Chapter One: Xiomara

People like me were supposed to hate school assemblies.

I should have detested cheerleaders and their short skirts that were surely designed with the patriarchy in mind.

But I couldn’t find it in me to be bothered. Not with the cute way Kiyana’s cheer skirt fluttered around her thighs. Not with the way her sparkly blue eyeshadow only drew more attention to her pretty, dark eyes. And definitely not with the smile she wore as she sang and danced to the Emerson Academy fight song.

A preppy, curvy girly girl like Kiyana would never go for someone like me. Heavy, as clumsy as they came, and two years younger.

Especially not when she was dating the school’s star quarterback and had been for the last four years.

“What do you think, Xi?” Van asked.

I looked over to my best guy friend, who was holding hands with his girlfriend, Ronnie.

“About what?” I asked.

On my left, Shelley smirked. “She was too busy paying attention to the cheerleaders to hear you.”

“As if,” I lied.

Van wore a knowing grin and said, “I was asking if you wanted to go to Waldo’s tonight.
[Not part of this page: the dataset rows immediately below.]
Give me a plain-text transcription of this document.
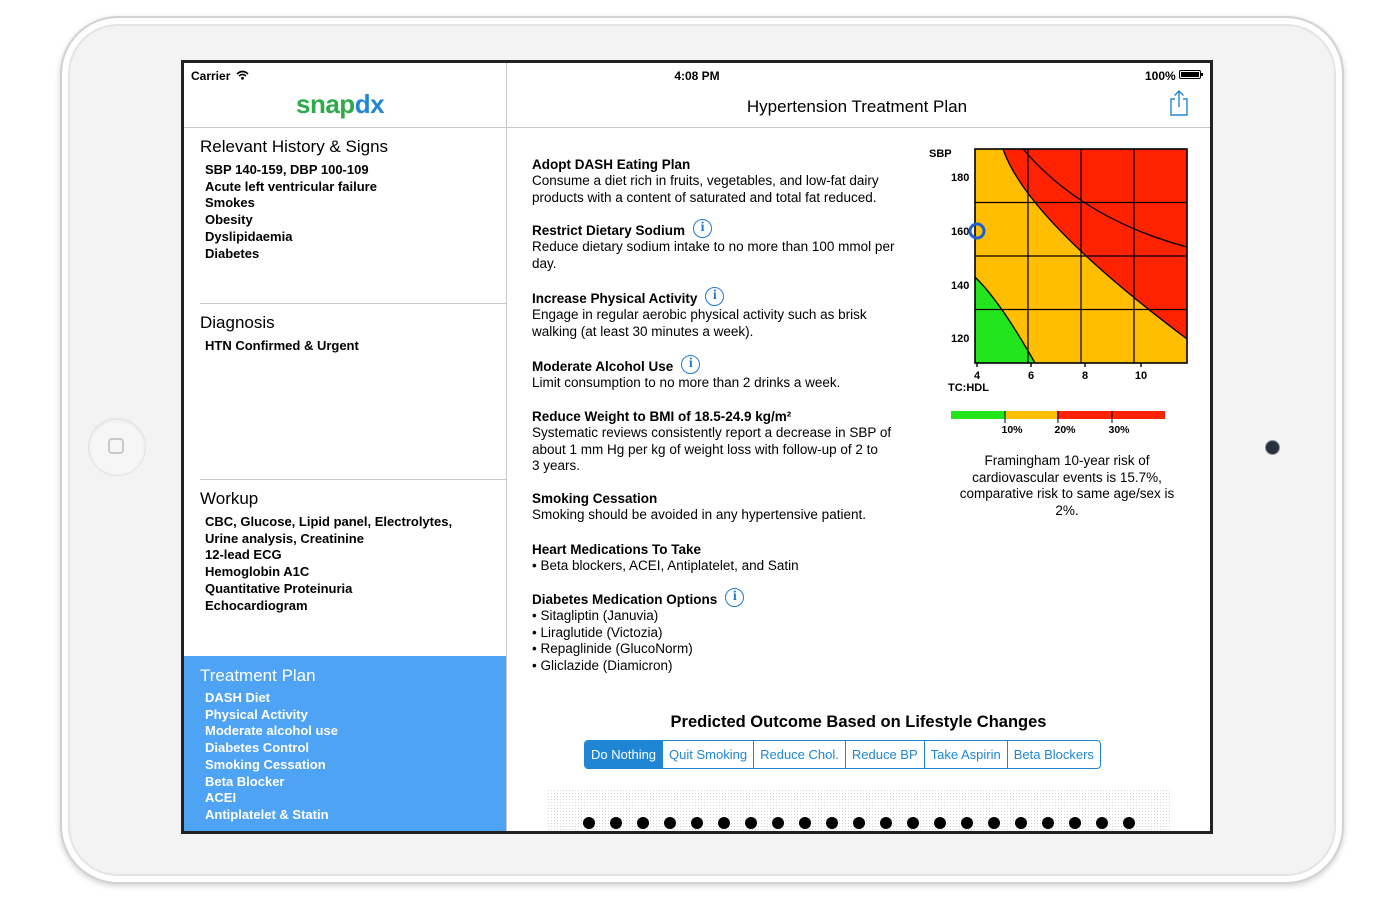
Carrier
snapdx
Relevant History & Signs
SBP 140-159, DBP 100-109
Acute left ventricular failure
Smokes
Obesity
Dyslipidaemia
Diabetes
Diagnosis
HTN Confirmed & Urgent
Workup
CBC, Glucose, Lipid panel, Electrolytes,
Urine analysis, Creatinine
12-lead ECG
Hemoglobin A1C
Quantitative Proteinuria
Echocardiogram
Treatment Plan
DASH Diet
Physical Activity
Moderate alcohol use
Diabetes Control
Smoking Cessation
Beta Blocker
ACEI
Antiplatelet & Statin
4:08 PM	100%
Hypertension Treatment Plan
Adopt DASH Eating Plan
Consume a diet rich in fruits, vegetables, and low-fat dairy
products with a content of saturated and total fat reduced.
Restrict Dietary Sodium	i
Reduce dietary sodium intake to no more than 100 mmol per
day.
Increase Physical Activity	i
Engage in regular aerobic physical activity such as brisk
walking (at least 30 minutes a week).
Moderate Alcohol Use	i
Limit consumption to no more than 2 drinks a week.
Reduce Weight to BMI of 18.5-24.9 kg/m²
Systematic reviews consistently report a decrease in SBP of
about 1 mm Hg per kg of weight loss with follow-up of 2 to
3 years.
Smoking Cessation
Smoking should be avoided in any hypertensive patient.
Heart Medications To Take
• Beta blockers, ACEI, Antiplatelet, and Satin
Diabetes Medication Options	i
• Sitagliptin (Januvia)
• Liraglutide (Victozia)
• Repaglinide (GlucoNorm)
• Gliclazide (Diamicron)
SBP
180
160
140
120
4	6	8	10
TC:HDL
10%	20%	30%
Framingham 10-year risk of
cardiovascular events is 15.7%,
comparative risk to same age/sex is
2%.
Predicted Outcome Based on Lifestyle Changes
Do Nothing	Quit Smoking	Reduce Chol.	Reduce BP	Take Aspirin	Beta Blockers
Celebrate the end of our imprisonment. At least for the summer.”

I laughed. “A milkshake does sound good. Even if it will be super crowded.”

Shelley said, “Then you won’t mind if Gunnar comes along?” She was already blushing, and I had to grin.
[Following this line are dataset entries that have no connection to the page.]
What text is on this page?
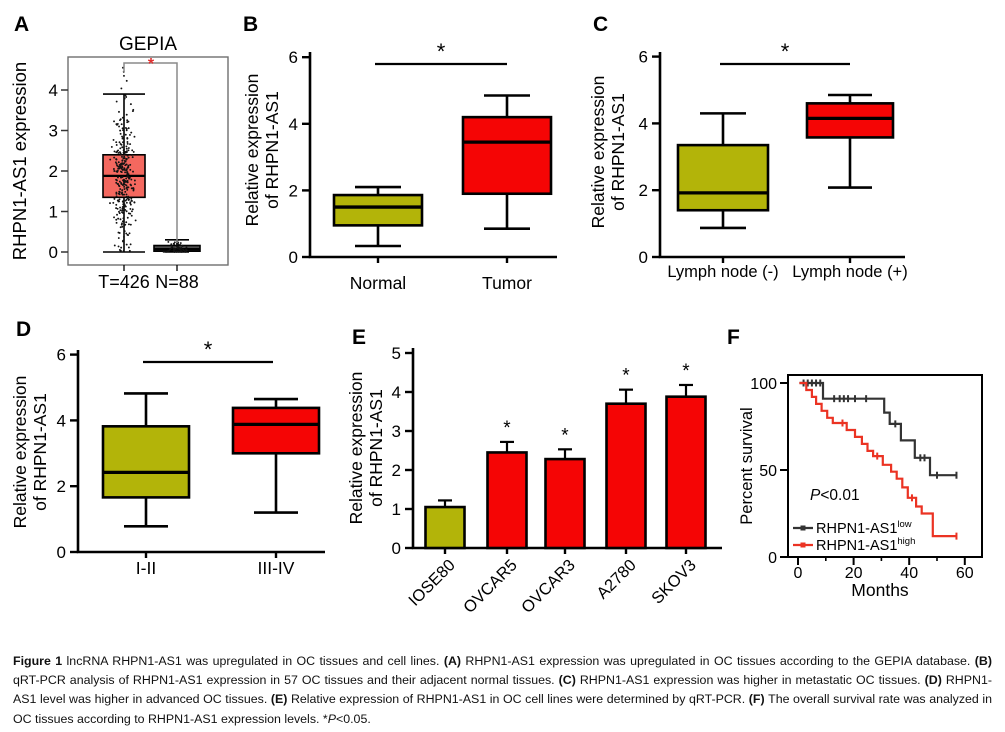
A
0
1
2
3
4
GEPIA
RHPN1-AS1 expression
T=426 N=88
*
B
0
2
4
6
Relative expression of RHPN1-AS1
Normal	Tumor
*
C
0
2
4
6
Relative expression of RHPN1-AS1
Lymph node (-) Lymph node (+)
*
D
0
2
4
6
Relative expression of RHPN1-AS1
I-II	III-IV
*	E
0
1
2
3
4
5
Relative expression of RHPN1-AS1
IOSE80 OVCAR5
*
OVCAR3
*
A2780
*
SKOV3
*
F
0
50
100
0	20 40 60
Months
Percent survival	P<0.01
$RHPN1-AS1^{low}$
$RHPN1-AS1^{high}$

Figure 1 lncRNA RHPN1-AS1 was upregulated in OC tissues and cell lines. (A) RHPN1-AS1 expression was upregulated in OC tissues according to the GEPIA database. (B) qRT-PCR analysis of RHPN1-AS1 expression in 57 OC tissues and their adjacent normal tissues. (C) RHPN1-AS1 expression was higher in metastatic OC tissues. (D) RHPN1-AS1 level was higher in advanced OC tissues. (E) Relative expression of RHPN1-AS1 in OC cell lines were determined by qRT-PCR. (F) The overall survival rate was analyzed in OC tissues according to RHPN1-AS1 expression levels. *P<0.05.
“That cute guy you’ve been texting?”

She nodded. “He’s been wanting to hang out.”

“Invite him,” Van said, and Ronnie nodded her agreement. They were the only couple in our friend group, and I knew she was dying for double dates that didn’t just involve Shelley and me tagging along.

The cheering ended, and our guidance counselor, Birdie Bardot, took the microphone. “It’s been another great year at Emerson Academy! The football team made the playoffs. Go, Drafters!”

The football players cheered the loudest of everyone.

“Our school production of Annie was incredible!”

More cheering from the drama kids.

“The marching band performed at the Badgers halftime show!”

Even louder cheering that now included some blaring instruments.

“And we have so much to look forward to, like Emerson Academy participating in Emerson’s first pride celebration with an inclusive prom!”

The clapping was noticeably quieter, and I felt the heavy weight of eyes on me. As if the rumor mill weren’t enough to let everyone in school know that I liked girls, my mom was the very public head of the Emerson Pride Association and the bank where my dad worked had funded many educational sessions on inclusion at our school.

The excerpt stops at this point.